Именно усилиями доброй мачехи братья Дитмар и Йорген овладели таким множеством наук и искусств, что стеснялись признаваться в этом на людях из опасения, что приятели станут дразнить их «писарями». Притом Дитмар больше преуспел в изящных искусствах: слагал милые вирши, музицировал и танцевал не хуже настоящего альва, тем самым снискав себе славу при дворе. Как обстояли дела с танцами у брата его, мы уже упоминали. Когда же тот пытался (не по своей воле, понятно, сзади отец с плетью стоял) музицировать – бедная, чувствительная Айлели плакала. С рисованием дело обстояло лучше, при желании (крайне редко возникающем) Йорген мог изобразить неплохой пейзаж или батальную сцену. Единственное, не удавалось ему передать портретное сходство. Чей бы образ ни собирался он запечатлеть – юной ли девы, престарелой матроны либо благородного кавалера, – результат оказывался неизменен и с листа на горе-рисовальщика глядела туповатая, сонная физиономия младшего конюха Фроша. Зато науки давались Йоргену гораздо легче, чем старшему брату. Однако наставница не видела в том особой его заслуги и объясняла успехи пасынка природной склонностью, унаследованной от матери-нифлунги, но отнюдь не усердием и прилежанием.

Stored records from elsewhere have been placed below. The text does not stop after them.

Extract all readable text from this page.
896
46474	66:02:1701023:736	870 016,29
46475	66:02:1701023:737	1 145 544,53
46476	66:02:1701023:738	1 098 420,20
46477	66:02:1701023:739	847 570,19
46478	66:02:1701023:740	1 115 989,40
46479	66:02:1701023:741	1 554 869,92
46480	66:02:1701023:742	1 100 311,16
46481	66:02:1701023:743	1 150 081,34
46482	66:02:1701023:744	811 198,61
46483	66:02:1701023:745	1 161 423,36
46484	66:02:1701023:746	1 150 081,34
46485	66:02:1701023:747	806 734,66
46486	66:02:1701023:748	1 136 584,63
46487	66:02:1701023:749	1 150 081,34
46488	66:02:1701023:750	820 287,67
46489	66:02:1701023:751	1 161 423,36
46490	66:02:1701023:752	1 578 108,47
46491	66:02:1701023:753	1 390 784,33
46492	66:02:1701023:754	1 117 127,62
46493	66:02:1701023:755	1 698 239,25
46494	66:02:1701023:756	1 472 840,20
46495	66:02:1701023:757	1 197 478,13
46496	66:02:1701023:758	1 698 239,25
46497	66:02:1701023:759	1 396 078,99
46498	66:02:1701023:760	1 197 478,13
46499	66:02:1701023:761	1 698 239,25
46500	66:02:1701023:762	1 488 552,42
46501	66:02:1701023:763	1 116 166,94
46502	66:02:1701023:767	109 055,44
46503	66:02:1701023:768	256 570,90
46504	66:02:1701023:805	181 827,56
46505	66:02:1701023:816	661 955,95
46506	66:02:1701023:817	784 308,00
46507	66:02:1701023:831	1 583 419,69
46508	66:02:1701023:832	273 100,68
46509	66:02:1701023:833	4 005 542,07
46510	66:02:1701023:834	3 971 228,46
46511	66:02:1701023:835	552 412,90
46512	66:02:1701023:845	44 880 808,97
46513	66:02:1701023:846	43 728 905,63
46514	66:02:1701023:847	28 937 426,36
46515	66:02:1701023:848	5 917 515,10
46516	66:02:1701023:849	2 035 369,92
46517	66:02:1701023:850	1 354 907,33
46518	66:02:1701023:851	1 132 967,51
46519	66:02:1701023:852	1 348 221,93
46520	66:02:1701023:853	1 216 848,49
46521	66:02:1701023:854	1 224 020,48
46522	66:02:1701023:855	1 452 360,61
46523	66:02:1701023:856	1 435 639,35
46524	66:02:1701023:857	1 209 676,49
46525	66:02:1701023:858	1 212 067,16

К слову, родной ее сын, пятнадцатилетний Фруте, богентрегер Райтвис, намного превосходя Дитмара в искусствах и почти не отставая от Йоргена в науках, оказался совершенно непригоден к воинскому делу. Ландлагенар Рюдигер был тем весьма удручен. Любящие братья всеми силами пытались исправить положение: всякий раз наезжая в родительский замок, гоняли мальчишку до посинения, как последнего новобранца. Бедный Фруте старался изо всех сил, не отлынивал, не роптал, но, увы, был неисправим. И что удивительно, мать его это нисколько не печалило! Право, странный они народ – светлые альвы! Но говорить об этом вслух не стоит, дабы не навлечь на себя гнев королевского правосудия.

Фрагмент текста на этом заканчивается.